On peut quasiment certifier que Mémoire d’encrier a la vocation spécifique de la réédition des auteurs qui ont fait école de pensées et d’écriture: Carl Brouard, Davertige. Léon Laleau. Qu’avez-vous à répondre pour justifier ce choix?
Le nom indique la vocation de la maison d’Édition. Mémoire d’encrier! La maison d’Édition existe parce que la plupart du temps, des gens passent à côté des choses importantes. Quand des citoyens de toutes les origines quittent leur pays pour venir résider ici ou ailleurs, ils n’abandonnent pas pour autant leurs cultures. Cette concentration d’individus crée une littérature de migrance.
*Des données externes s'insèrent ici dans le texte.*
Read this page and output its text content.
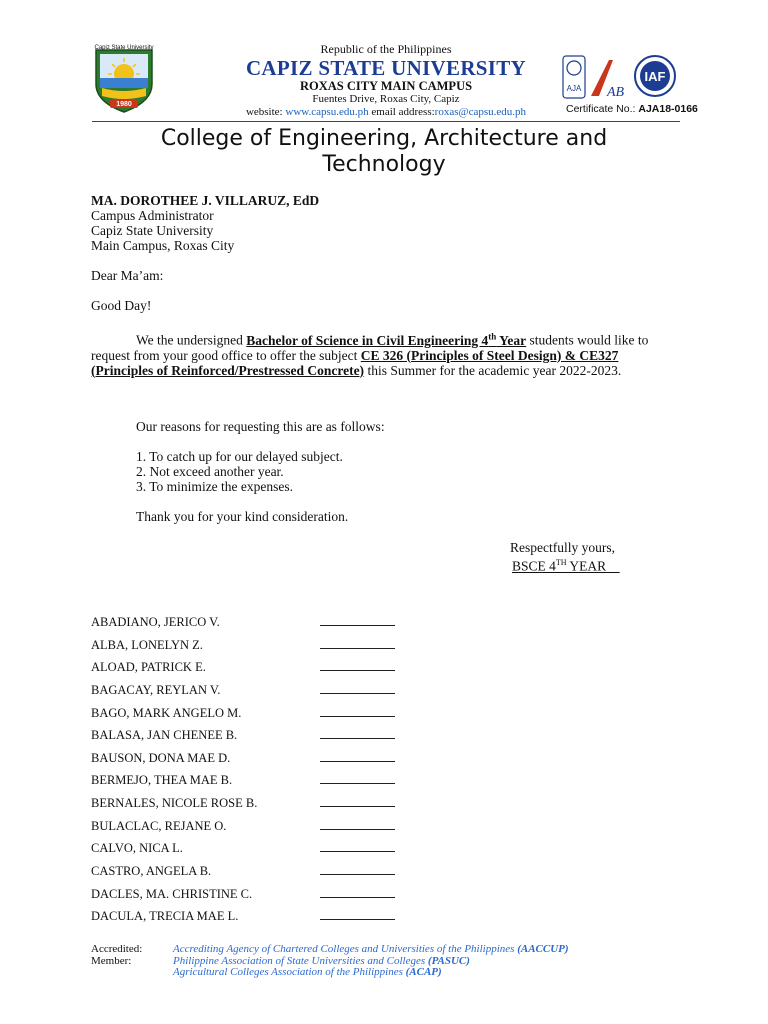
Capiz State University
1980
Republic of the Philippines
CAPIZ STATE UNIVERSITY
ROXAS CITY MAIN CAMPUS
Fuentes Drive, Roxas City, Capiz
website: www.capsu.edu.ph email address:roxas@capsu.edu.ph
AJA AB
IAF
Certificate No.: AJA18-0166
College of Engineering, Architecture and Technology
MA. DOROTHEE J. VILLARUZ, EdD
Campus Administrator
Capiz State University
Main Campus, Roxas City
Dear Ma’am:
Good Day!
We the undersigned Bachelor of Science in Civil Engineering 4th Year students would like to request from your good office to offer the subject CE 326 (Principles of Steel Design) & CE327 (Principles of Reinforced/Prestressed Concrete) this Summer for the academic year 2022-2023.
Our reasons for requesting this are as follows:
1. To catch up for our delayed subject.
2. Not exceed another year.
3. To minimize the expenses.
Thank you for your kind consideration.
Respectfully yours,
BSCE 4TH YEAR
ABADIANO, JERICO V.
ALBA, LONELYN Z.
ALOAD, PATRICK E.
BAGACAY, REYLAN V.
BAGO, MARK ANGELO M.
BALASA, JAN CHENEE B.
BAUSON, DONA MAE D.
BERMEJO, THEA MAE B.
BERNALES, NICOLE ROSE B.
BULACLAC, REJANE O.
CALVO, NICA L.
CASTRO, ANGELA B.
DACLES, MA. CHRISTINE C.
DACULA, TRECIA MAE L.
Accredited:	Accrediting Agency of Chartered Colleges and Universities of the Philippines (AACCUP)
Member:	Philippine Association of State Universities and Colleges (PASUC)
Agricultural Colleges Association of the Philippines (ACAP)
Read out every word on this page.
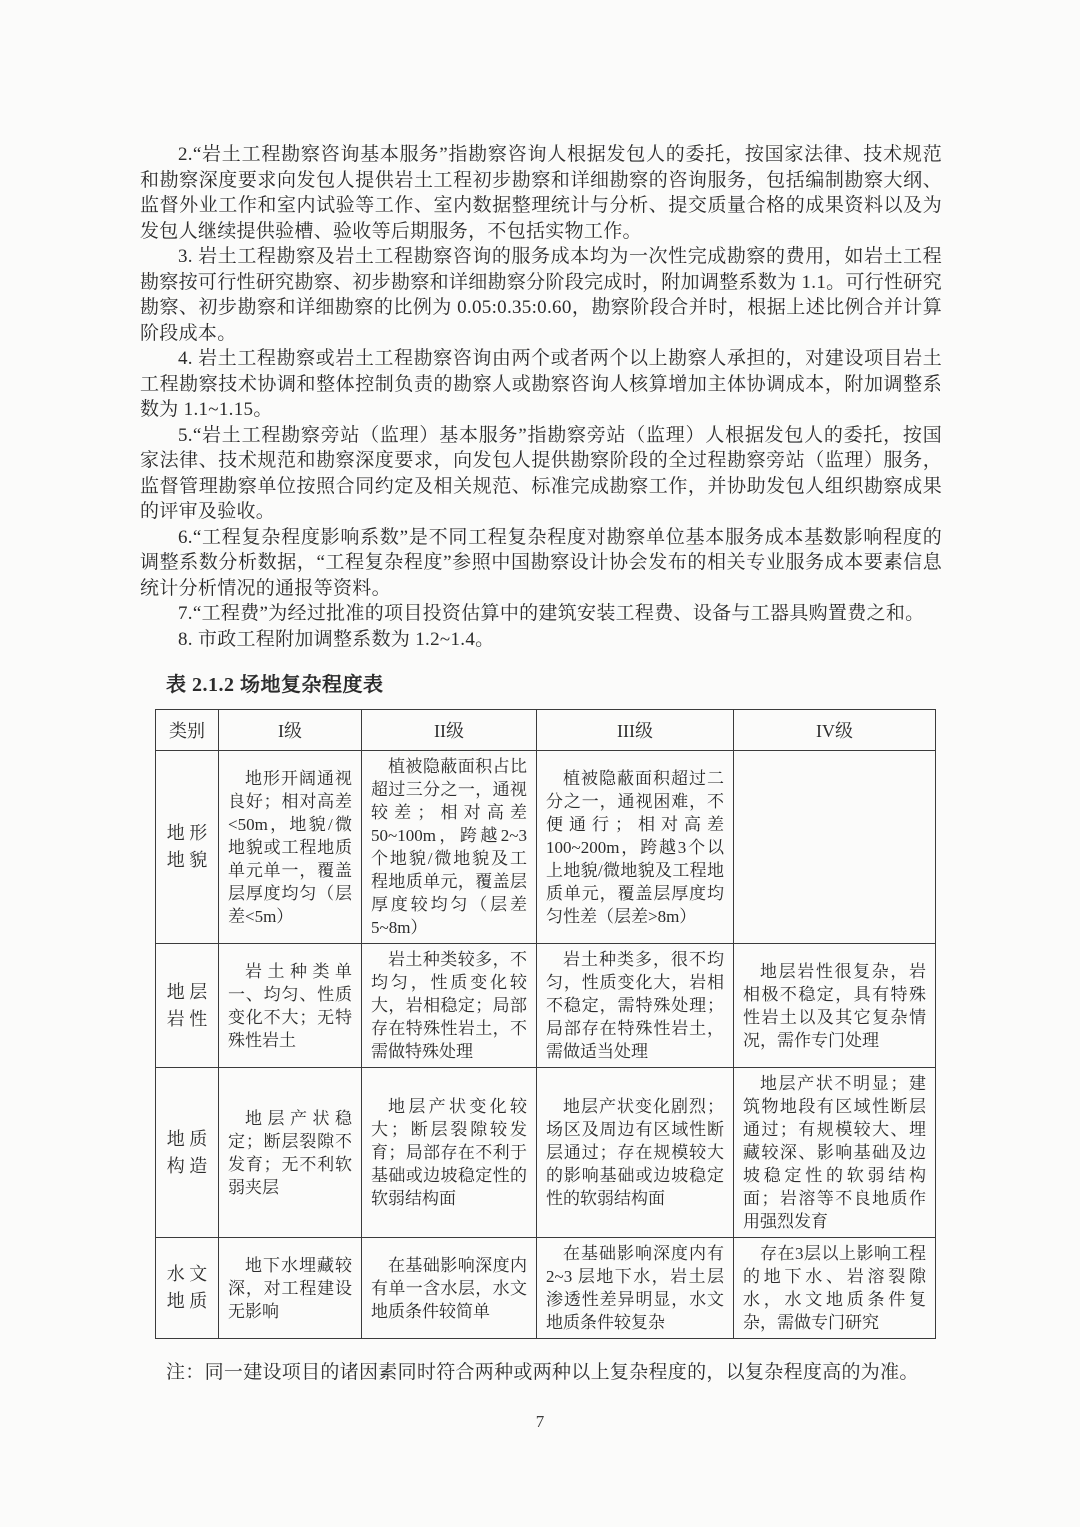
2.“岩土工程勘察咨询基本服务”指勘察咨询人根据发包人的委托，按国家法律、技术规范和勘察深度要求向发包人提供岩土工程初步勘察和详细勘察的咨询服务，包括编制勘察大纲、监督外业工作和室内试验等工作、室内数据整理统计与分析、提交质量合格的成果资料以及为发包人继续提供验槽、验收等后期服务，不包括实物工作。

3. 岩土工程勘察及岩土工程勘察咨询的服务成本均为一次性完成勘察的费用，如岩土工程勘察按可行性研究勘察、初步勘察和详细勘察分阶段完成时，附加调整系数为 1.1。可行性研究勘察、初步勘察和详细勘察的比例为 0.05:0.35:0.60，勘察阶段合并时，根据上述比例合并计算阶段成本。

4. 岩土工程勘察或岩土工程勘察咨询由两个或者两个以上勘察人承担的，对建设项目岩土工程勘察技术协调和整体控制负责的勘察人或勘察咨询人核算增加主体协调成本，附加调整系数为 1.1~1.15。

5.“岩土工程勘察旁站（监理）基本服务”指勘察旁站（监理）人根据发包人的委托，按国家法律、技术规范和勘察深度要求，向发包人提供勘察阶段的全过程勘察旁站（监理）服务，监督管理勘察单位按照合同约定及相关规范、标准完成勘察工作，并协助发包人组织勘察成果的评审及验收。

6.“工程复杂程度影响系数”是不同工程复杂程度对勘察单位基本服务成本基数影响程度的调整系数分析数据，“工程复杂程度”参照中国勘察设计协会发布的相关专业服务成本要素信息统计分析情况的通报等资料。

7.“工程费”为经过批准的项目投资估算中的建筑安装工程费、设备与工器具购置费之和。

8. 市政工程附加调整系数为 1.2~1.4。

表 2.1.2 场地复杂程度表
类别	I级	II级	III级	IV级

地 形
地 貌	地形开阔通视良好；相对高差<50m，地貌/微地貌或工程地质单元单一，覆盖层厚度均匀（层差<5m）	植被隐蔽面积占比超过三分之一，通视较差；相对高差50~100m，跨越2~3个地貌/微地貌及工程地质单元，覆盖层厚度较均匀（层差5~8m）	植被隐蔽面积超过二分之一，通视困难，不便通行；相对高差100~200m，跨越3个以上地貌/微地貌及工程地质单元，覆盖层厚度均匀性差（层差>8m）	

地 层
岩 性	岩土种类单一、均匀、性质变化不大；无特殊性岩土	岩土种类较多，不均匀，性质变化较大，岩相稳定；局部存在特殊性岩土，不需做特殊处理	岩土种类多，很不均匀，性质变化大，岩相不稳定，需特殊处理；局部存在特殊性岩土，需做适当处理	地层岩性很复杂，岩相极不稳定，具有特殊性岩土以及其它复杂情况，需作专门处理

地 质
构 造	地层产状稳定；断层裂隙不发育；无不利软弱夹层	地层产状变化较大；断层裂隙较发育；局部存在不利于基础或边坡稳定性的软弱结构面	地层产状变化剧烈；场区及周边有区域性断层通过；存在规模较大的影响基础或边坡稳定性的软弱结构面	地层产状不明显；建筑物地段有区域性断层通过；有规模较大、埋藏较深、影响基础及边坡稳定性的软弱结构面；岩溶等不良地质作用强烈发育

水 文
地 质	地下水埋藏较深，对工程建设无影响	在基础影响深度内有单一含水层，水文地质条件较简单	在基础影响深度内有 2~3 层地下水，岩土层渗透性差异明显，水文地质条件较复杂	存在3层以上影响工程的地下水、岩溶裂隙水，水文地质条件复杂，需做专门研究
注：同一建设项目的诸因素同时符合两种或两种以上复杂程度的，以复杂程度高的为准。
7
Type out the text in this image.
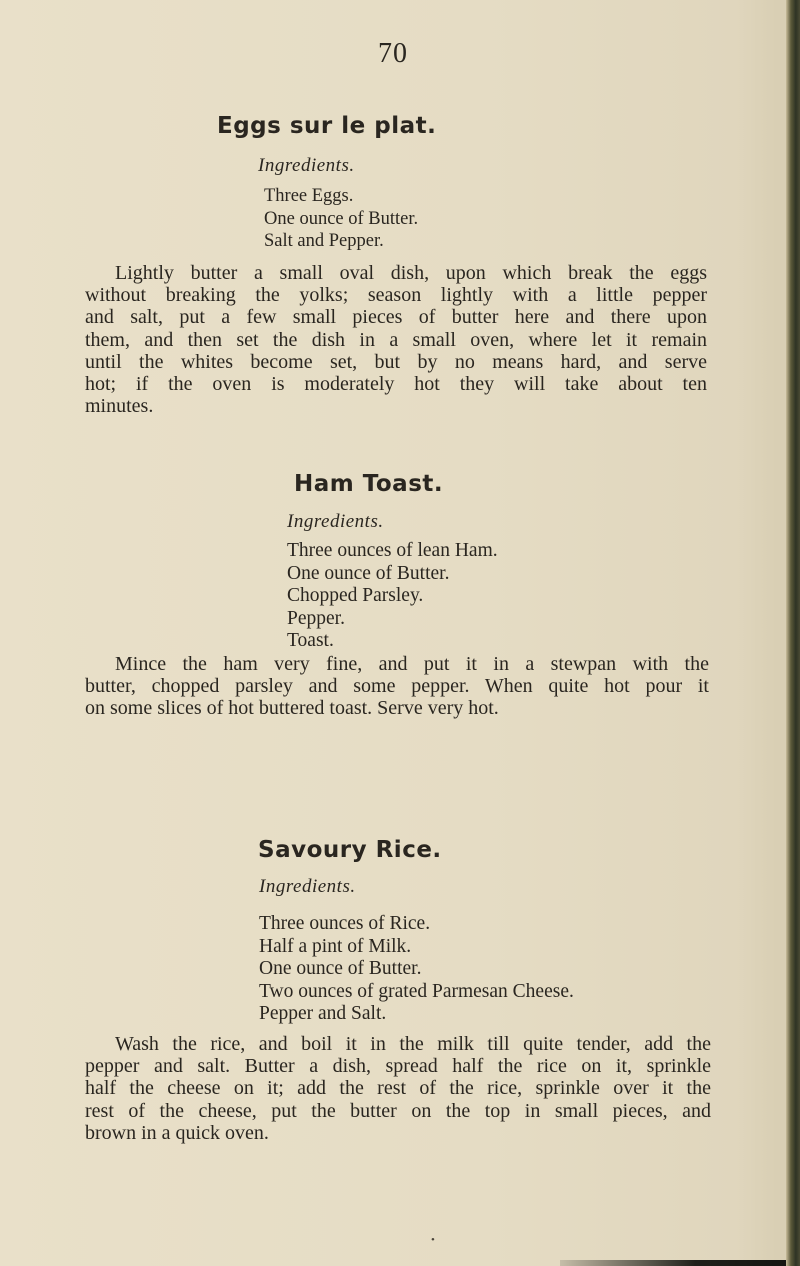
70
Eggs sur le plat.
Ingredients.
Three Eggs.
One ounce of Butter.
Salt and Pepper.
Lightly butter a small oval dish, upon which break the eggs
without breaking the yolks; season lightly with a little pepper
and salt, put a few small pieces of butter here and there upon
them, and then set the dish in a small oven, where let it remain
until the whites become set, but by no means hard, and serve
hot; if the oven is moderately hot they will take about ten
minutes.
Ham Toast.
Ingredients.
Three ounces of lean Ham.
One ounce of Butter.
Chopped Parsley.
Pepper.
Toast.
Mince the ham very fine, and put it in a stewpan with the
butter, chopped parsley and some pepper. When quite hot pour it
on some slices of hot buttered toast. Serve very hot.
Savoury Rice.
Ingredients.
Three ounces of Rice.
Half a pint of Milk.
One ounce of Butter.
Two ounces of grated Parmesan Cheese.
Pepper and Salt.
Wash the rice, and boil it in the milk till quite tender, add the
pepper and salt. Butter a dish, spread half the rice on it, sprinkle
half the cheese on it; add the rest of the rice, sprinkle over it the
rest of the cheese, put the butter on the top in small pieces, and
brown in a quick oven.
•
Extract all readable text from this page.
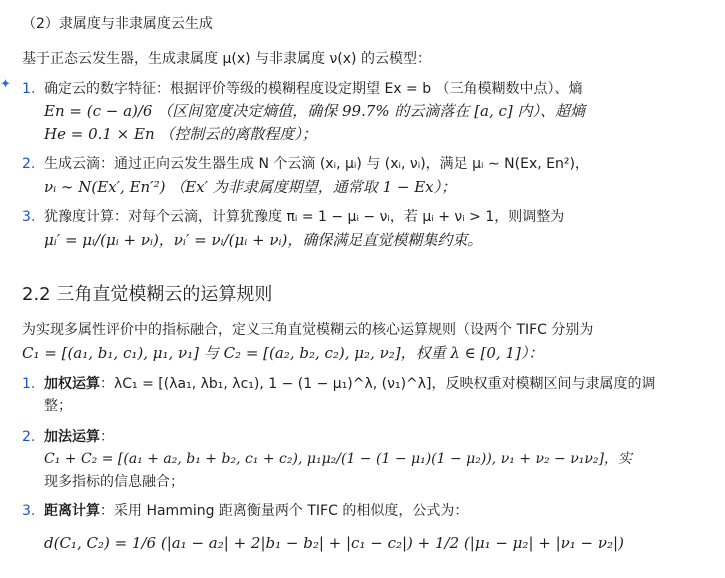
（2）隶属度与非隶属度云生成
基于正态云发生器，生成隶属度 μ(x) 与非隶属度 ν(x) 的云模型：
✦ 1. 确定云的数字特征：根据评价等级的模糊程度设定期望 Ex = b （三角模糊数中点）、熵
En = (c − a)/6 （区间宽度决定熵值，确保 99.7% 的云滴落在 [a, c] 内）、超熵
He = 0.1 × En （控制云的离散程度）；
2. 生成云滴：通过正向云发生器生成 N 个云滴 (xᵢ, μᵢ) 与 (xᵢ, νᵢ)，满足 μᵢ ∼ N(Ex, En²)，
νᵢ ∼ N(Ex′, En′²) （Ex′ 为非隶属度期望，通常取 1 − Ex）；
3. 犹豫度计算：对每个云滴，计算犹豫度 πᵢ = 1 − μᵢ − νᵢ，若 μᵢ + νᵢ > 1，则调整为
μᵢ′ = μᵢ/(μᵢ + νᵢ)，νᵢ′ = νᵢ/(μᵢ + νᵢ)，确保满足直觉模糊集约束。
2.2 三角直觉模糊云的运算规则
为实现多属性评价中的指标融合，定义三角直觉模糊云的核心运算规则（设两个 TIFC 分别为
C₁ = [(a₁, b₁, c₁), μ₁, ν₁] 与 C₂ = [(a₂, b₂, c₂), μ₂, ν₂]，权重 λ ∈ [0, 1]）：
1. 加权运算：λC₁ = [(λa₁, λb₁, λc₁), 1 − (1 − μ₁)^λ, (ν₁)^λ]，反映权重对模糊区间与隶属度的调
整；
2. 加法运算：
C₁ + C₂ = [(a₁ + a₂, b₁ + b₂, c₁ + c₂), μ₁μ₂/(1 − (1 − μ₁)(1 − μ₂)), ν₁ + ν₂ − ν₁ν₂]，实
现多指标的信息融合；
3. 距离计算：采用 Hamming 距离衡量两个 TIFC 的相似度，公式为：
d(C₁, C₂) = 1/6 (|a₁ − a₂| + 2|b₁ − b₂| + |c₁ − c₂|) + 1/2 (|μ₁ − μ₂| + |ν₁ − ν₂|)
Eh bien, il faut s’en occuper, l’entretenir cette littérature migrante.
A mon avis, il n’existe pas une intégration réelle pour les écrivains immigrants comme les Algériens, les Africains, les Haïtiens. «Nous vivons dans une société où nous sommes des êtres tolérés mais pas acceptés.» L’exclusion n’est pas un mirage, c’est une réalité.
Symboliquement, il faut coûte que coûte conserver leurs idées, retracer leur mémoire, garder ce qui leur est cher et précieux. Certaines personnes ont tendance à croire que parce que nous sommes des immigrants, nous ne sommes incapables de produire des œuvres fondamentales. L’affaire Mailloux le confirme. Il a fait des déclarations ne sachant même pas qu’Anténor Firmin (1850-1911) avait écrit : L’ÉGALITÉ DES RACES HUMAINES (Paris, Pichon, 1885). Ouvrons une parenthèse pour expliquer le contexte de l’ouvrage. En réplique à un livre précédant nommé ESSAI SUR L’ÉGALITÉ DES RACES. (Il avait pris la thèse opposée et a réfuté magistralement les détracteurs de sa race.) Ceux qui seraient intéressés à découvrir l’auteur peuvent consulter: Histoire de la Littérature Haïtienne. Illustrée par des textes, Tome I, de F Raphaël Berrou et Pradel Pompilus, Éditions Caraïbes.
Monsieur Saint-Éloï a clos notre conversation par ces commentaires. La réédition de ce livre est plus que nécessaire (De l’égalité des races humaines, Anthologie positive. Édition présentée par Jean Metellus.) C’est dire que notre culture est à la fois forte et discrète.
Je vous remercie Marie Flore.- C’est mois qui vous remercie de m’avoir consacré un peu de votre temps monsieur Saint-Éloï.